Other hotels with huge energy bills and falling incomes, due to the recession, have either followed suit, or are seriously looking at similar ways of reducing costs.

Experts are now saying, in future, many small towns could have a wood power plant, managed and maintained with local labour and powered by locally-produced wood pellets and chips.

Up to now, however, we have been slow to recognise and develop wood fuel’s full potential.

Austria, Sweden and Finland currently lead the way in using wood fuel, with entrepreneurs, often groups of local farmers, agri-cooperatives and individuals, recognising the potential and establishing a total energy package for local communities and businesses.

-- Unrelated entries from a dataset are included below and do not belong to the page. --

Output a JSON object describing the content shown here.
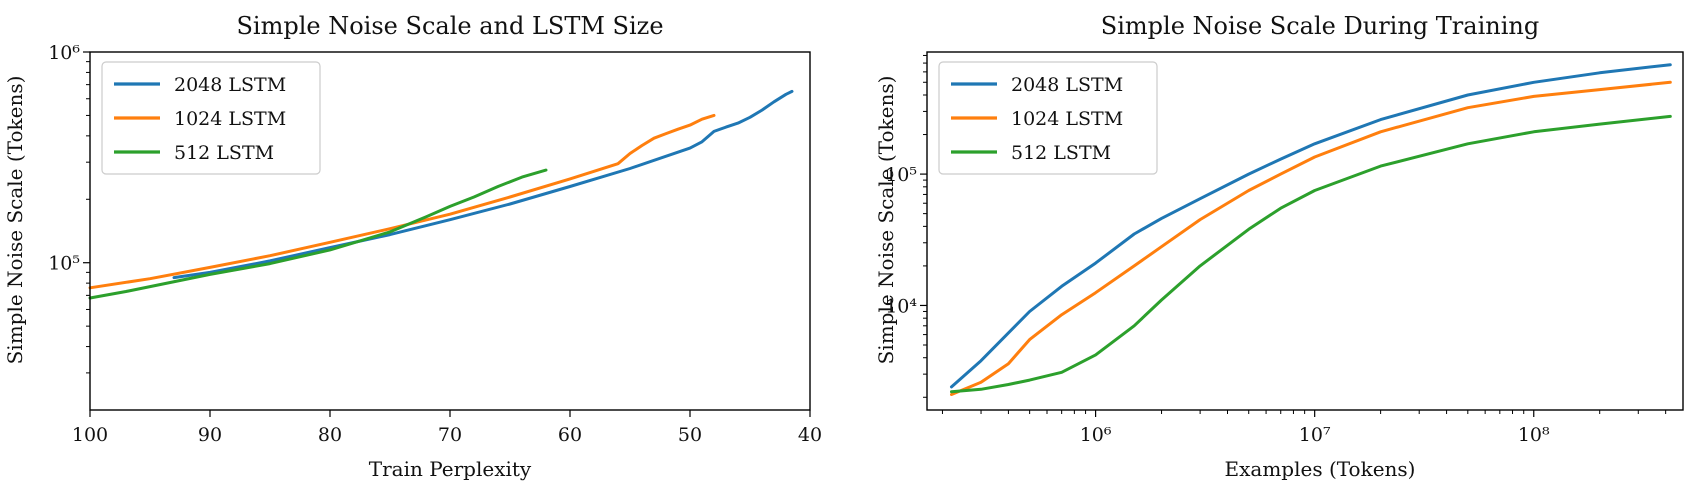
{
  "chart_data": [
    {
      "type": "line",
      "title": "Simple Noise Scale and LSTM Size",
      "xlabel": "Train Perplexity",
      "ylabel": "Simple Noise Scale (Tokens)",
      "x_scale": "linear",
      "x_reversed": true,
      "xlim": [
        100,
        40
      ],
      "y_scale": "log",
      "ylim": [
        20000,
        1000000
      ],
      "x_ticks": [
        100,
        90,
        80,
        70,
        60,
        50,
        40
      ],
      "y_ticks": [
        {
          "value": 100000,
          "label": "10⁵"
        },
        {
          "value": 1000000,
          "label": "10⁶"
        }
      ],
      "legend_position": "top-left",
      "grid": false,
      "series": [
        {
          "name": "2048 LSTM",
          "color": "#1f77b4",
          "x": [
            93,
            90,
            85,
            80,
            75,
            70,
            65,
            60,
            55,
            50,
            49,
            48,
            47,
            46,
            45,
            44,
            43,
            42,
            41.5
          ],
          "y": [
            85000,
            90000,
            102000,
            118000,
            136000,
            160000,
            190000,
            230000,
            280000,
            350000,
            375000,
            420000,
            440000,
            460000,
            490000,
            530000,
            580000,
            630000,
            650000
          ]
        },
        {
          "name": "1024 LSTM",
          "color": "#ff7f0e",
          "x": [
            100,
            95,
            90,
            85,
            80,
            75,
            70,
            65,
            60,
            56,
            55,
            54,
            53,
            52,
            51,
            50,
            49,
            48
          ],
          "y": [
            76000,
            84000,
            95000,
            108000,
            125000,
            145000,
            170000,
            205000,
            250000,
            295000,
            330000,
            360000,
            390000,
            410000,
            430000,
            450000,
            480000,
            500000
          ]
        },
        {
          "name": "512 LSTM",
          "color": "#2ca02c",
          "x": [
            100,
            97,
            95,
            90,
            85,
            80,
            75,
            72,
            70,
            68,
            66,
            64,
            62
          ],
          "y": [
            68000,
            73000,
            77000,
            88000,
            99000,
            115000,
            140000,
            165000,
            185000,
            205000,
            230000,
            255000,
            275000
          ]
        }
      ]
    },
    {
      "type": "line",
      "title": "Simple Noise Scale During Training",
      "xlabel": "Examples (Tokens)",
      "ylabel": "Simple Noise Scale (Tokens)",
      "x_scale": "log",
      "xlim": [
        170000,
        480000000
      ],
      "y_scale": "log",
      "ylim": [
        1600,
        850000
      ],
      "x_ticks": [
        {
          "value": 1000000,
          "label": "10⁶"
        },
        {
          "value": 10000000,
          "label": "10⁷"
        },
        {
          "value": 100000000,
          "label": "10⁸"
        }
      ],
      "y_ticks": [
        {
          "value": 10000,
          "label": "10⁴"
        },
        {
          "value": 100000,
          "label": "10⁵"
        }
      ],
      "legend_position": "top-left",
      "grid": false,
      "series": [
        {
          "name": "2048 LSTM",
          "color": "#1f77b4",
          "x": [
            220000,
            300000,
            500000,
            700000,
            1000000,
            1500000,
            2000000,
            3000000,
            5000000,
            7000000,
            10000000,
            20000000,
            50000000,
            100000000,
            200000000,
            420000000
          ],
          "y": [
            2400,
            3800,
            9000,
            14000,
            21000,
            35000,
            46000,
            65000,
            100000,
            130000,
            170000,
            260000,
            400000,
            500000,
            590000,
            680000
          ]
        },
        {
          "name": "1024 LSTM",
          "color": "#ff7f0e",
          "x": [
            220000,
            300000,
            400000,
            500000,
            700000,
            1000000,
            1500000,
            2000000,
            3000000,
            5000000,
            7000000,
            10000000,
            20000000,
            50000000,
            100000000,
            200000000,
            420000000
          ],
          "y": [
            2100,
            2600,
            3600,
            5500,
            8500,
            12500,
            20000,
            28000,
            45000,
            75000,
            100000,
            135000,
            210000,
            320000,
            390000,
            440000,
            500000
          ]
        },
        {
          "name": "512 LSTM",
          "color": "#2ca02c",
          "x": [
            220000,
            300000,
            400000,
            500000,
            700000,
            1000000,
            1500000,
            2000000,
            3000000,
            5000000,
            7000000,
            10000000,
            20000000,
            50000000,
            100000000,
            200000000,
            420000000
          ],
          "y": [
            2200,
            2300,
            2500,
            2700,
            3100,
            4200,
            7000,
            11000,
            20000,
            38000,
            55000,
            75000,
            115000,
            170000,
            210000,
            240000,
            275000
          ]
        }
      ]
    }
  ]
}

Taking an all-inclusive approach, they manage the fuel supply, plant, harvest, produce and transport the fuel and, often, are also responsible for supplying and maintaining the wood boilers.

With about 16,000 farmers involved in forestry and a doubling of those involved by 2030, Ireland has huge potential for growth in this area.

Refined fuels such as wood chips, pellets and briquettes (processed sawdust), offer many advantages, being compact, clean, and easy to store and they have a very high energy content.

Sawmills in Scandanavian countries are advanced in the technology they use to produce pellets from what was previously viewed as waste, which they had often paid people to take away. They now turn sawdust, pulpwood and forest thinnings into profits.

Meanwhile, the Green energy company, Rural Generation, has become the first woodchip supplier in Ireland to receive wood fuel quality assurance certification (WFQA) from the National Standards Authority of Ireland. The scheme covers all types of wood fuel, including pellets, chips, logs and briquettes, and assures consumers they are buying a quality fuel of consistent quality.

John Gilliland, chairman, Rural Generation, says the wood fuel industry has grown significantly in Ireland in recent years, successfully penetrating into households, commercial premises, Government organisations and industrial operations. The current demand for woodchips alone is estimated to be approximately 75,000 tonnes annually.

“Through the use of woodchips, companies, and organisations can not only vastly reduce their dependence on imported fossil fuels, they can also reduce their heat and energy costs and their carbon dioxide emissions too,” he adds.

Speaking at the presentation, the Minister of State for Agriculture, Fisheries and Food Seán Connick said there were plentiful supplies of wood fuel in forests which had been established over the past two decades under forestry schemes.